Mariani alla presentazione del libro "Dalla Corea del Sud"Il libro nasce dalla voglia di raccontare quest’esperienza ai suoi amici. “Mandavo delle mail a persone care e cercavo di utilizzare anche diverse metafore, dato che in classe i miei studenti non ne utilizzavano.”
Mail che non raccontano solo l’esperienza dell’autrice ma un nuovo mondo: una Nazione che vive di tecnologie innovative ma anche di una forte componente tradizionale, rappresentata per esempio dalle sciamane che nei piccoli villaggi possono, secondo la popolazione, entrare in contatto con i morti. Una realtà radicalmente diversa da quella che si può trovare in qualsiasi altra parte del globo. Camminare per le strade di Seul permette di immergersi in un universo dove passato e futuro plasmano il presente: si possono osservare i modernissimi grattacieli della Samsung e al contempo udire il rumore dei gong dei templi che scandisce gli inchini dei monaci. La stessa autrice ricorda di aver partecipato a questa cerimonia: “Ho passato alcuni giorni in un tempio buddhista poco fuori la capitale; mi ricordo che mi sono svegliata alle quattro di mattina insieme ai monaci, ho fatto centootto genuflessioni mentre l’incenso mi faceva starnutire“.

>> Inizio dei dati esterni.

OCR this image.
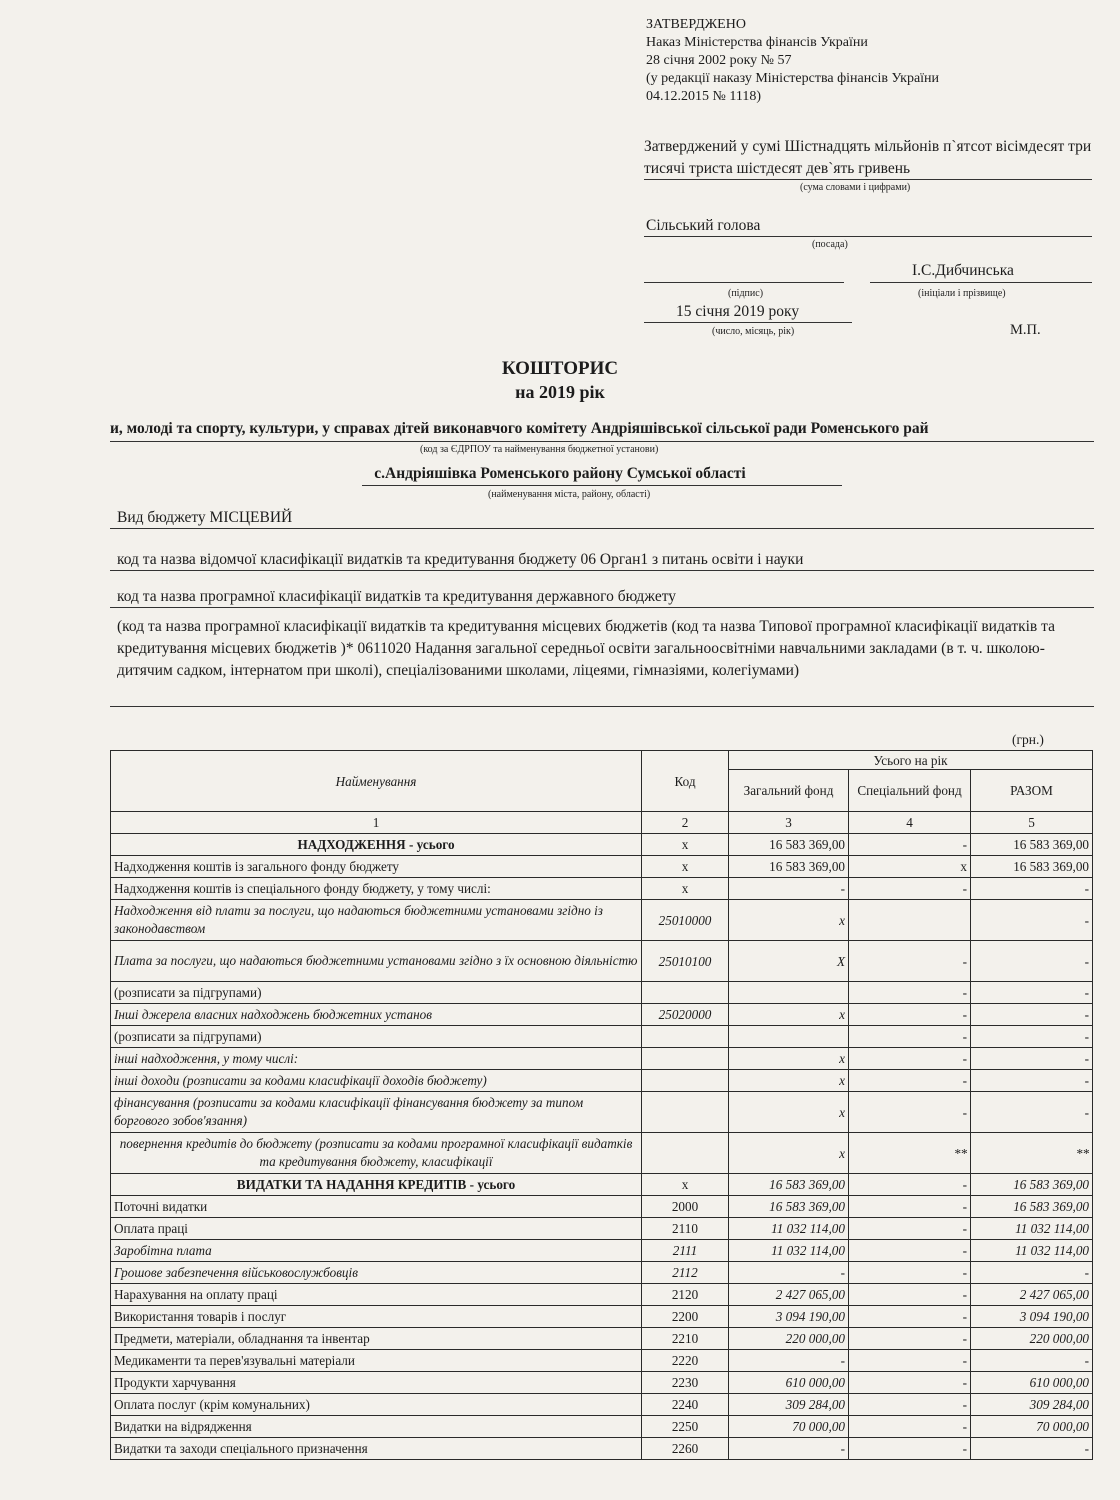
ЗАТВЕРДЖЕНО
Наказ Міністерства фінансів України
28 січня 2002 року № 57
(у редакції наказу Міністерства фінансів України
04.12.2015 № 1118)
Затверджений у сумі Шістнадцять мільйонів п`ятсот вісімдесят три тисячі триста шістдесят дев`ять гривень
(сума словами і цифрами)
Сільський голова
(посада)
І.С.Дибчинська
(підпис)	(ініціали і прізвище)
15 січня 2019 року
(число, місяць, рік)	М.П.
КОШТОРИС
на 2019 рік
и, молоді та спорту, культури, у справах дітей виконавчого комітету Андріяшівської сільської ради Роменського рай
(код за ЄДРПОУ та найменування бюджетної установи)
с.Андріяшівка Роменського району Сумської області
(найменування міста, району, області)
Вид бюджету МІСЦЕВИЙ
код та назва відомчої класифікації видатків та кредитування бюджету 06 Орган1 з питань освіти і науки
код та назва програмної класифікації видатків та кредитування державного бюджету
(код та назва програмної класифікації видатків та кредитування місцевих бюджетів (код та назва Типової програмної класифікації видатків та кредитування місцевих бюджетів )* 0611020 Надання загальної середньої освіти загальноосвітніми навчальними закладами (в т. ч. школою-дитячим садком, інтернатом при школі), спеціалізованими школами, ліцеями, гімназіями, колегіумами)
(грн.)
Найменування	Код	Усього на рік		
		Загальний фонд	Спеціальний фонд	РАЗОМ
1	2	3	4	5
НАДХОДЖЕННЯ - усього	x	16 583 369,00	-	16 583 369,00
Надходження коштів із загального фонду бюджету	x	16 583 369,00	x	16 583 369,00
Надходження коштів із спеціального фонду бюджету, у тому числі:	x	-	-	-
Надходження від плати за послуги, що надаються бюджетними установами згідно із законодавством	25010000	x		-
Плата за послуги, що надаються бюджетними установами згідно з їх основною діяльністю	25010100	X	-	-
(розписати за підгрупами)			-	-
Інші джерела власних надходжень бюджетних установ	25020000	x	-	-
(розписати за підгрупами)			-	-
інші надходження, у тому числі:		x	-	-
інші доходи (розписати за кодами класифікації доходів бюджету)		x	-	-
фінансування (розписати за кодами класифікації фінансування бюджету за типом боргового зобов'язання)		x	-	-
повернення кредитів до бюджету (розписати за кодами програмної класифікації видатків та кредитування бюджету, класифікації		x	**	**
ВИДАТКИ ТА НАДАННЯ КРЕДИТІВ - усього	x	16 583 369,00	-	16 583 369,00
Поточні видатки	2000	16 583 369,00	-	16 583 369,00
Оплата праці	2110	11 032 114,00	-	11 032 114,00
Заробітна плата	2111	11 032 114,00	-	11 032 114,00
Грошове забезпечення військовослужбовців	2112	-	-	-
Нарахування на оплату праці	2120	2 427 065,00	-	2 427 065,00
Використання товарів і послуг	2200	3 094 190,00	-	3 094 190,00
Предмети, матеріали, обладнання та інвентар	2210	220 000,00	-	220 000,00
Медикаменти та перев'язувальні матеріали	2220	-	-	-
Продукти харчування	2230	610 000,00	-	610 000,00
Оплата послуг (крім комунальних)	2240	309 284,00	-	309 284,00
Видатки на відрядження	2250	70 000,00	-	70 000,00
Видатки та заходи спеціального призначення	2260	-	-	-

Viceversa il tessuto sociale non è così inclusivo, e proprio questo fattore trasmette la sensazione di essere “straniero in terra straniera”, la medesima sensazione che ha provato la professoressa di italiano: “Dopo quattro anni e mezzo mi sono trovata spaesata. Non sopportavo l’idea di uscire il venerdì sera con i miei colleghi e di ascoltare solo lamentele, poiché la società trasmette ai coreani un grande senso del dovere: hanno il diritto di lamentarsi del proprio lavoro solo alla sera, quando escono per bere. Non mi sentivo più a mio agio; inoltre, essendo il mio contratto soggetto a rinnovo di anno in anno, non potevo neanche fare progetti a lungo termine.”
Il ritorno in Italia, però, non era la prospettiva più allettante poiché non c’era possibilità di trovare un lavoro abbastanza soddisfacente, quindi era necessario trovare un nuovo altrove, un nuovo luogo dove trasferirsi, “anche la scelta di Chicago è stata assolutamente casuale, volevo abbandonare la Corea, anche se a dire la verità non riuscirò mai ad allontanarmi: utilizzo spesso le lavanderie coreane e ho molto piacere di parlare con i gestori la loro lingua.”

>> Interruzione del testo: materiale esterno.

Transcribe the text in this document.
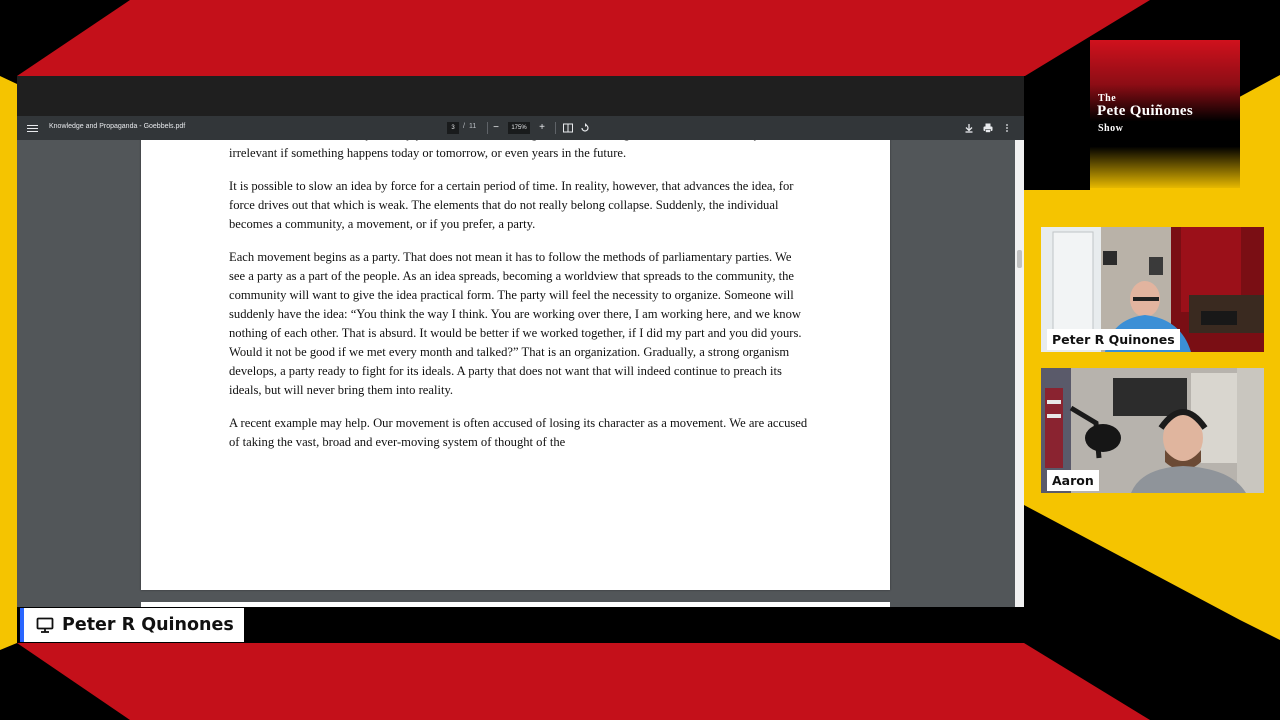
Knowledge and Propaganda - Goebbels.pdf	3	/ 11	−	175%	+

irrelevant if something happens today or tomorrow, or even years in the future.

It is possible to slow an idea by force for a certain period of time. In reality, however, that advances the idea, for force drives out that which is weak. The elements that do not really belong collapse. Suddenly, the individual becomes a community, a movement, or if you prefer, a party.

Each movement begins as a party. That does not mean it has to follow the methods of parliamentary parties. We see a party as a part of the people. As an idea spreads, becoming a worldview that spreads to the community, the community will want to give the idea practical form. The party will feel the necessity to organize. Someone will suddenly have the idea: “You think the way I think. You are working over there, I am working here, and we know nothing of each other. That is absurd. It would be better if we worked together, if I did my part and you did yours. Would it not be good if we met every month and talked?” That is an organization. Gradually, a strong organism develops, a party ready to fight for its ideals. A party that does not want that will indeed continue to preach its ideals, but will never bring them into reality.

A recent example may help. Our movement is often accused of losing its character as a movement. We are accused of taking the vast, broad and ever-moving system of thought of the

Peter R Quinones
The
Pete Quiñones
Show
Peter R Quinones
Aaron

Rifarei quest’esperienza e la consiglio a tutti perché è un ottimo modo per crescere e per incontrare nuove culture – ammette l’autrice a margine dell’incontro – poiché quando si viaggia è fondamentale essere molto curiosi.”
Ed è proprio questo uno dei motivi per leggere il libro della prof. Mariani: poter rivivere la sua interessante esperienza di vita e catturare tutte l’emozioni e le sensazioni, non tanto come leggendo un diario ma come se fossimo il suo fido compagno di viaggio.

Quale consiglio dare però ai giovani che vogliono provare a fare un’esperienza di studio o di vita in Corea? “Non scoraggiarsi all’inizio perché è un Paese in cui integrarsi sembra possibile solo assimilandosi, e questo non è facile. Ma è anche un luogo tutto da scoprire: una meraviglia continua“.